La profonde crise structurelle dans laquelle nous sommes tous submergés, avec ses dangers pour la survie de l’humanité, exprime avec acuité son caractère incontrôlable et cette incontrôlabilité ne doit pas simplement être taxée de « néolibérale » : elle est propre au cours irrationnel et dévastateur du « capital automate » (Thomas, 2017). Ce n’est pas l’État élargi (qui serait pour certains « anti-néolibéral ») qui est un antidote à la crise structurelle dans laquelle nous vivons, puisqu’il fait partie de l’engrenage du capital. Il est donc indispensable de critiquer radicalement l’État, qu’il soit démocratique (privilège des pays riches, mais qui ne remplit plus pleinement sa fonction en raison de ses pertes de droit constantes et croissantes) ou dictatorial (en particulier ceux de la périphérie du système). Lutter pour l’émancipation humaine, l’émancipation du travail, et donc lutter en faveur d’un besoin urgent de constituer un nouveau métabolisme social basé sur le travail associé [7], suppose que l’État doit devenir une institution du passé.
Conclusion
La déforestation de l’Amazonie et, plus largement, la crise environnementale sont donc le résultat des contradictions inhérentes au mode de production capitaliste qui ne peuvent être bien comprises que si l’on considère les structures fondamentales de la sociabilité régies par le capital et le caractère indispensable de son dépassement. Le processus croissant et irrémédiable de la dévastation environnementale est inhérent à l’autoreproduction du capital et à sa crise structurelle. Tous les efforts visant à contenir le changement climatique par le biais d’investissements technologiques n’auront pas d’effets positifs si la science reste liée aux intérêts de la productivité et ne répondent pas aux besoins humains réels.
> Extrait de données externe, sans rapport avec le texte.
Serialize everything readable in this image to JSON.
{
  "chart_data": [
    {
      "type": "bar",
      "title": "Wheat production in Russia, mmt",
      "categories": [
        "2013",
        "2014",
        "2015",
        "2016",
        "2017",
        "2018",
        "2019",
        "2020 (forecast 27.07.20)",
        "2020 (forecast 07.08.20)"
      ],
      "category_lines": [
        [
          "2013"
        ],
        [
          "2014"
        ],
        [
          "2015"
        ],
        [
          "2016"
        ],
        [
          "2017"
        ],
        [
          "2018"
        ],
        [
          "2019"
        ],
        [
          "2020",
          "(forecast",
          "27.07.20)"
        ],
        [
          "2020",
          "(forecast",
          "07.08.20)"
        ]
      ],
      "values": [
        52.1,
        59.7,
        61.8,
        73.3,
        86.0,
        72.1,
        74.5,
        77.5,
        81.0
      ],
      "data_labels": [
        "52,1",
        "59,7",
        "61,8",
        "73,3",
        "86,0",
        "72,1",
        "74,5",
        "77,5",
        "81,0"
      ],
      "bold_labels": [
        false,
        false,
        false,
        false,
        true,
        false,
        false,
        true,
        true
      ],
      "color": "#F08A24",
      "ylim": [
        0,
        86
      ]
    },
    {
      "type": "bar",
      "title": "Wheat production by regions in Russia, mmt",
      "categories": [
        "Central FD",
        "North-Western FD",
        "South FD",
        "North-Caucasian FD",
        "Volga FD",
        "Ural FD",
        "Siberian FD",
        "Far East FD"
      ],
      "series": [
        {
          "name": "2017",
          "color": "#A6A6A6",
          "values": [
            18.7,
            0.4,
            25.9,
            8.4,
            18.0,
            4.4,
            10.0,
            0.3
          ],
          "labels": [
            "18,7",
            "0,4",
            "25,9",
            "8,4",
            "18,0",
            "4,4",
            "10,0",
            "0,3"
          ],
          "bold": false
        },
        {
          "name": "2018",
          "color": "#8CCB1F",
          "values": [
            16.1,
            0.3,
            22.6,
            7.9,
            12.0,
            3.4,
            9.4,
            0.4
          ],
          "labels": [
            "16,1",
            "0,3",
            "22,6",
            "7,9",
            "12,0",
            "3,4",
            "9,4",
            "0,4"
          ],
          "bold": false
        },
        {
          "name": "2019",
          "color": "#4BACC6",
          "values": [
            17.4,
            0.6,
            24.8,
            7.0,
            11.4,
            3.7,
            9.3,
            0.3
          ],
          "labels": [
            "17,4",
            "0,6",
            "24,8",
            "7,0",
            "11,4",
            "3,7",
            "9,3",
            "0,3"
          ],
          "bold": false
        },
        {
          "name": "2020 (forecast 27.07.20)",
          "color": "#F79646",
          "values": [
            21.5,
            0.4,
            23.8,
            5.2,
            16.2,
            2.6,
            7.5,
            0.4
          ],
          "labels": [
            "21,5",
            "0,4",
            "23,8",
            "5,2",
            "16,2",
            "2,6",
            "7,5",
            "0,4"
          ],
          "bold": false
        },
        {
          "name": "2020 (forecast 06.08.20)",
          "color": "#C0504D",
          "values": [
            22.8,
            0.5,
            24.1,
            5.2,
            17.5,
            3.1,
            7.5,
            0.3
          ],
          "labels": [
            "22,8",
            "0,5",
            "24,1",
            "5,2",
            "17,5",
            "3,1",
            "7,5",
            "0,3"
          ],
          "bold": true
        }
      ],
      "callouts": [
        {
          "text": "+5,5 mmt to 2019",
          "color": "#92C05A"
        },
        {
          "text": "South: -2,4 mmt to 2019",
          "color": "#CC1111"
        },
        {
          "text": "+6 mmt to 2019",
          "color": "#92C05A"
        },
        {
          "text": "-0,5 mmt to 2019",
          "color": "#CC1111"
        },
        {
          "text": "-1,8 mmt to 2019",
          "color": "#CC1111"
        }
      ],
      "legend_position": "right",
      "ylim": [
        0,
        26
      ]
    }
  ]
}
Un projet de transformation d’un monde clair et décisif, est un projet qui doit partir de la perspective de l’émancipation du travail, perspective par laquelle on peut reconstruire la relation entre l’être humain et la nature – relation qui trouve sa médiation par la façon dont l’humanité peut concevoir collectivement sa richesse et sa distribution. Seule une nouvelle société, une société authentiquement communiste de producteurs librement associés, est l’alternative à la barbarie dans laquelle nous sommes aujourd’hui soumis à l’échelle mondiale.